На уровне нарративном, отвлекаясь от морального толкования, перед нами — забавный анекдот. Можно позавидовать мужу, отделавшемуся от трех жен подряд; во всяком случае, сосед ему завидует и хочет получить средство избавления от докучливой супруги и от будущих ее преемниц. Вместе с тем любому понятно, что этот рассказ представляет собой гиперболу, ибо хотя женами нередко недовольны, едва ли часто желают их смерти, да к тому же еще и в собственном саду. Нет оснований сомневаться в том, что так рассказ и воспринимался простодушными слушателями проповеди, отнюдь не обуреваемыми жаждой метафорического или символического перетолкования занятной маленькой повестушки. На уровне же «моралите» оказывается, что самоубийство этих «жен» есть безусловное благо — освобождение души от смертных грехов. Происходит резкое смысловое и эмоциональное «переключение». Можно предположить, что в зависимости от состава и подготовленности аудитории, в которой излагались «пример» и нравоучение, по-разному воспринимались оба «послания» автора; анекдот был понятен всем, мистическое же толкование — едва ли всем в равной степени.

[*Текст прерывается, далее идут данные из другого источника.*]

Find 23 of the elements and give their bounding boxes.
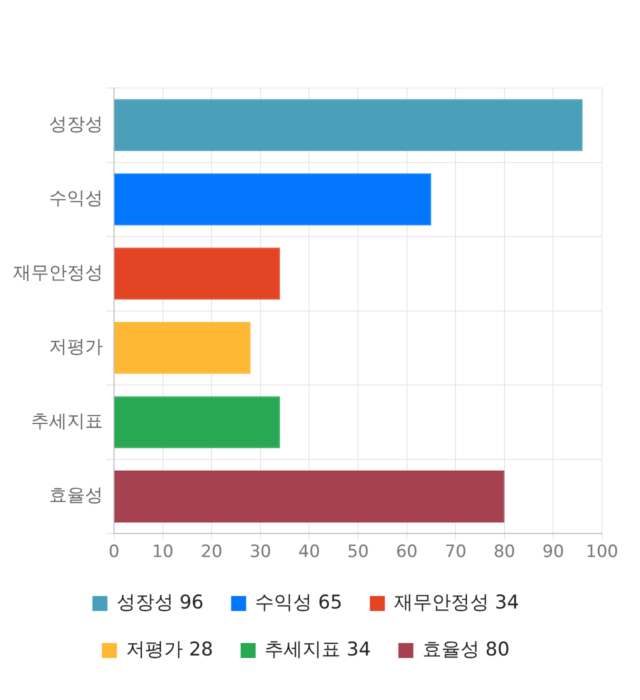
y-tick-label: 효율성 bbox=[49, 485, 103, 506]
legend-label: 수익성 65 bbox=[255, 591, 342, 614]
y-tick-label: 재무안정성 bbox=[13, 262, 103, 284]
x-tick-label: 70 bbox=[444, 542, 466, 562]
x-tick-label: 10 bbox=[152, 542, 174, 562]
legend-label: 성장성 96 bbox=[116, 591, 204, 614]
x-tick-label: 90 bbox=[542, 542, 564, 562]
x-tick-label: 100 bbox=[586, 542, 618, 562]
legend-label: 저평가 28 bbox=[126, 638, 214, 660]
x-tick-label: 20 bbox=[200, 542, 222, 562]
x-tick-label: 30 bbox=[250, 542, 272, 562]
x-tick-label: 0 bbox=[108, 542, 120, 562]
x-tick-label: 40 bbox=[298, 542, 320, 562]
x-tick-label: 80 bbox=[494, 542, 516, 562]
y-tick-label: 추세지표 bbox=[31, 410, 103, 432]
x-tick-label: 60 bbox=[396, 542, 418, 562]
x-tick-label: 50 bbox=[347, 542, 369, 562]
legend-label: 효율성 80 bbox=[422, 638, 510, 660]
legend-label: 추세지표 34 bbox=[264, 638, 371, 660]
y-tick-label: 수익성 bbox=[49, 188, 103, 210]
legend-label: 재무안정성 34 bbox=[394, 591, 520, 614]
y-tick-label: 성장성 bbox=[49, 114, 103, 135]
y-tick-label: 저평가 bbox=[49, 336, 103, 358]
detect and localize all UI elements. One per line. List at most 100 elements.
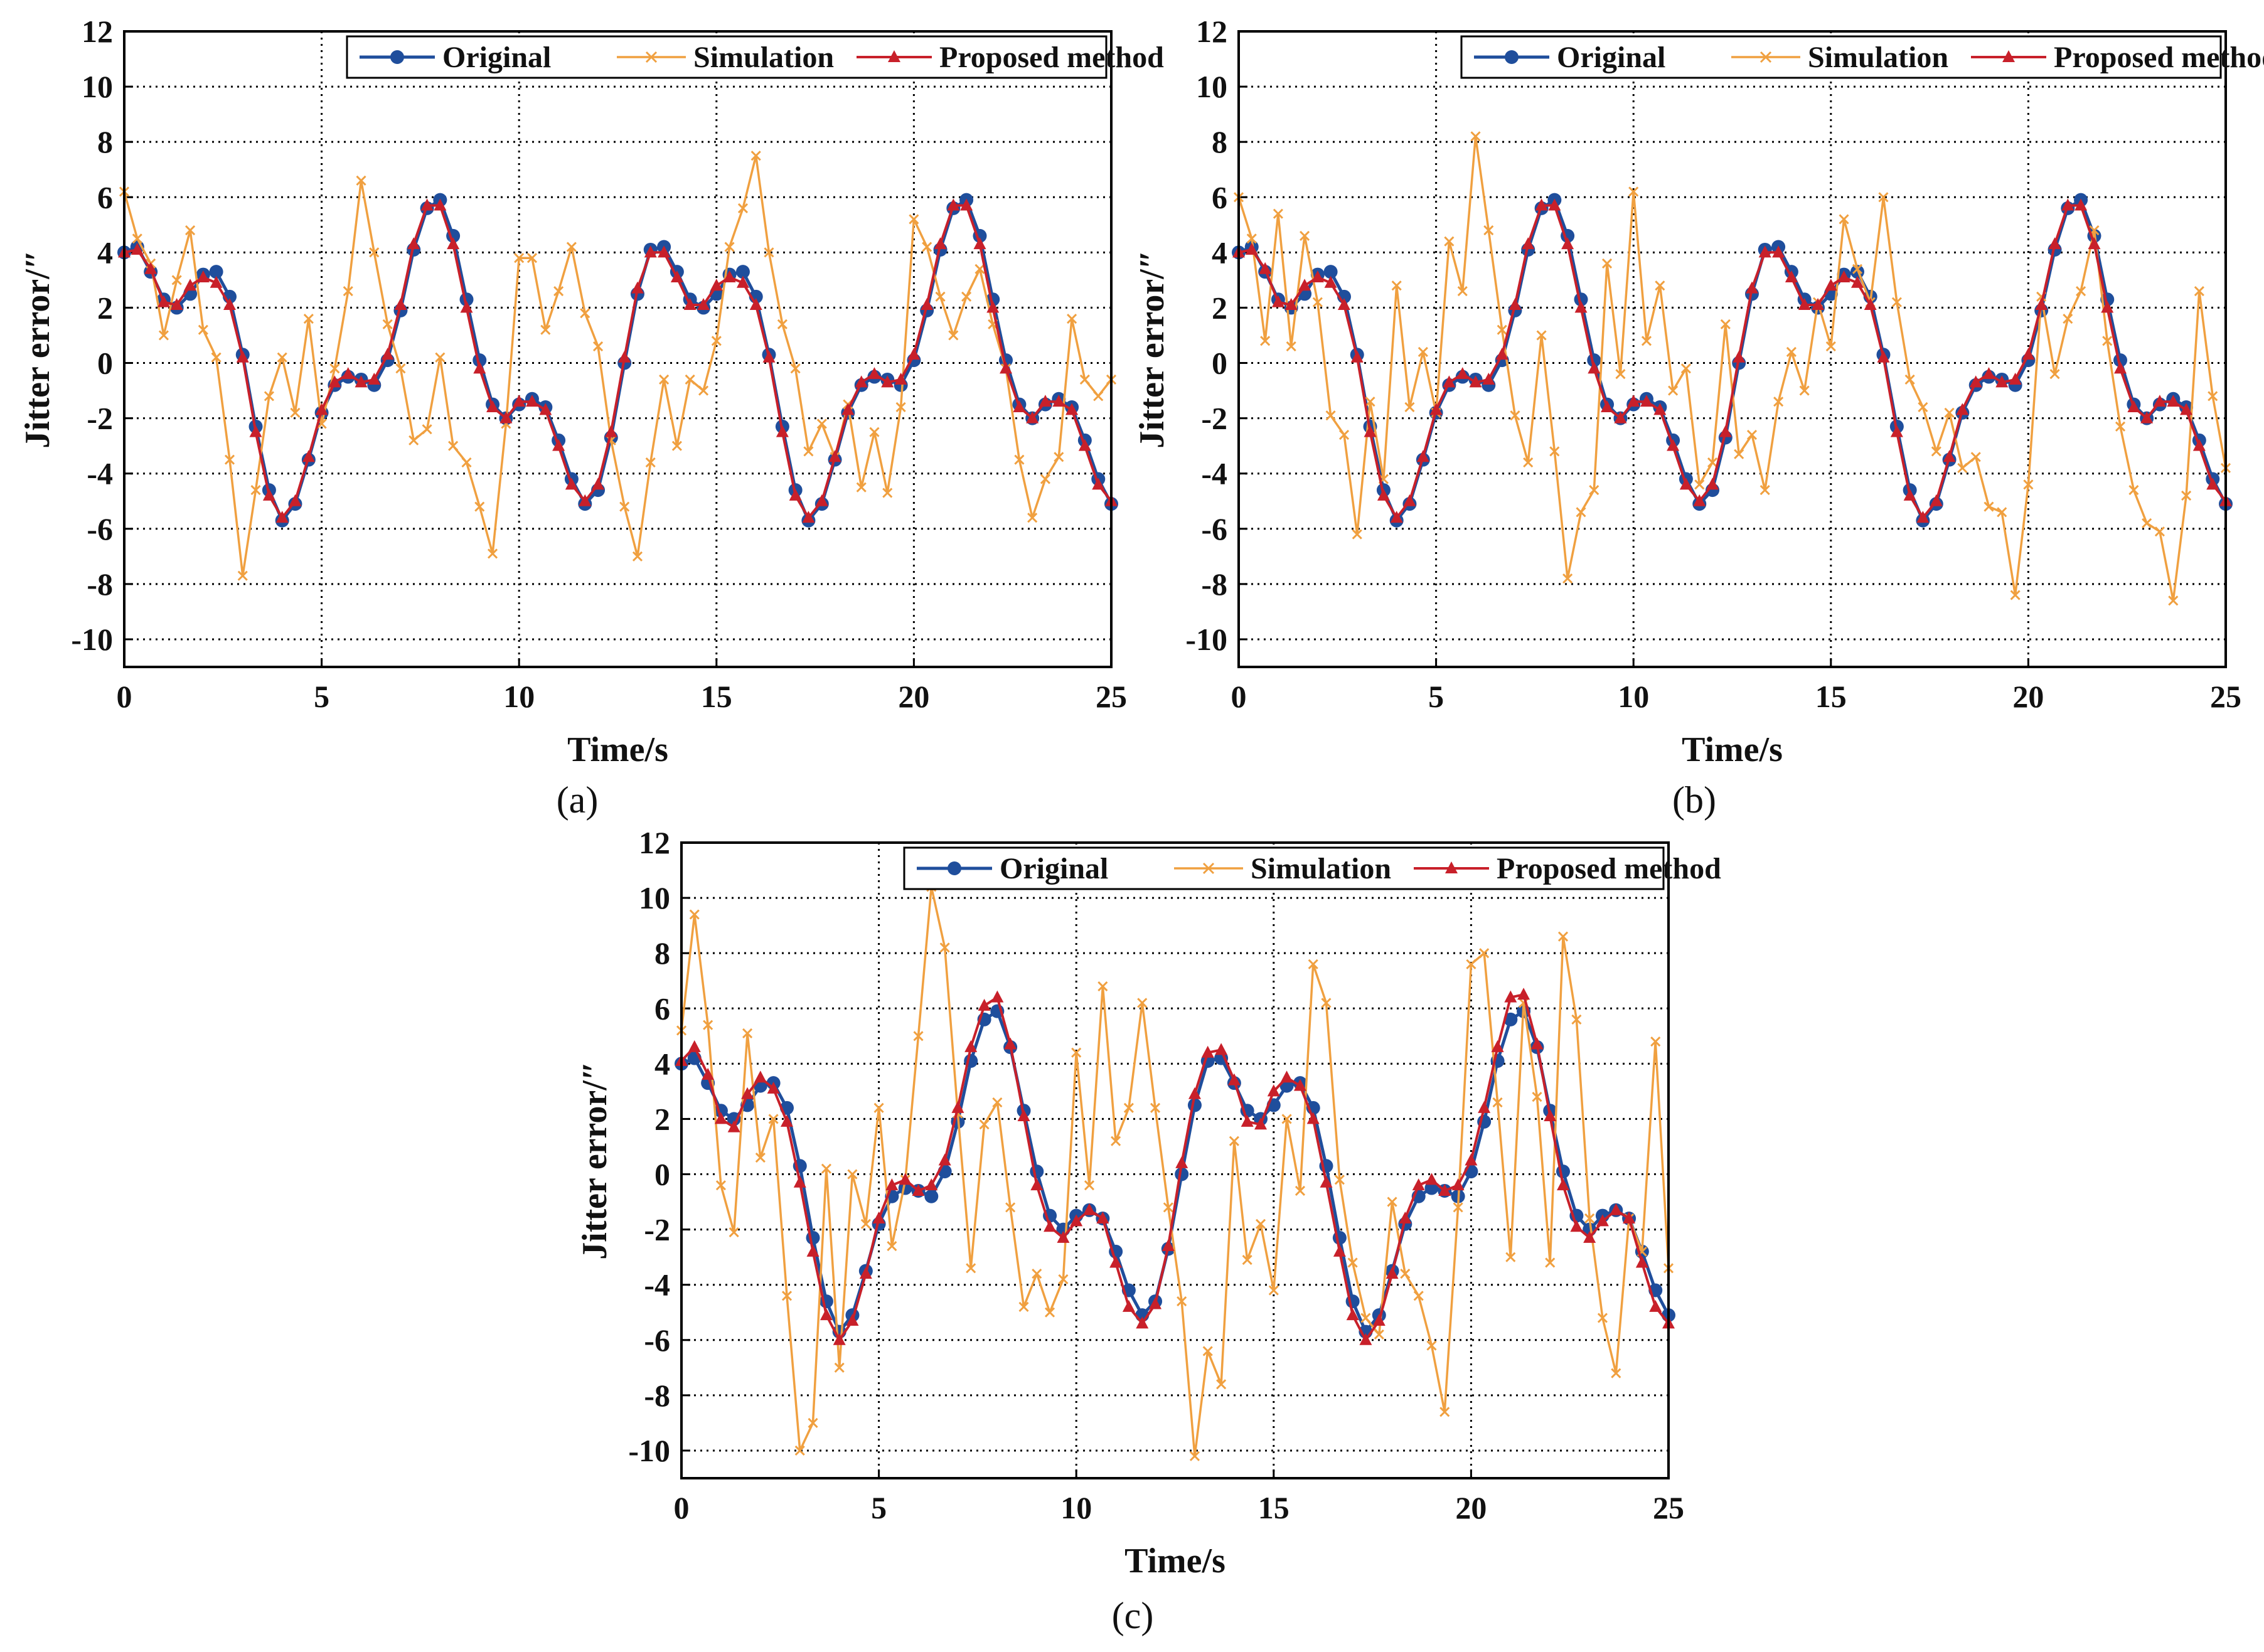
data-point-proposed [776,425,789,437]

Знаменитый рассказ о папе Григории, который был рожден от кровосмесительного соития брата с сестрой, впоследствии в неведеньи женился на собственной матери, покинул ее после того, как узнал о родстве с нею, сделался святым отшельником и в конце концов был избран главой католического мира, — этот поражающий воображение и захватывающий рассказ также имел нравоучение, и из него выяснялось, что государь, завещавший сыну беречь сестру, — не кто иной, как Христос, брат — человек, сестра — душа, происшедший от их сожительства сын — род людской, брак этого человека с матерью означает его вхождение в церковь и т. д. (GR, 81). Это «моралите» — свидетельство того, что любой сюжет мог быть перетолкован в плане спасения или гибели души и что за его персонажами неизменно скрывались — в глазах ученого интерпретатора — божество или черт, грех и достижение царства небесного.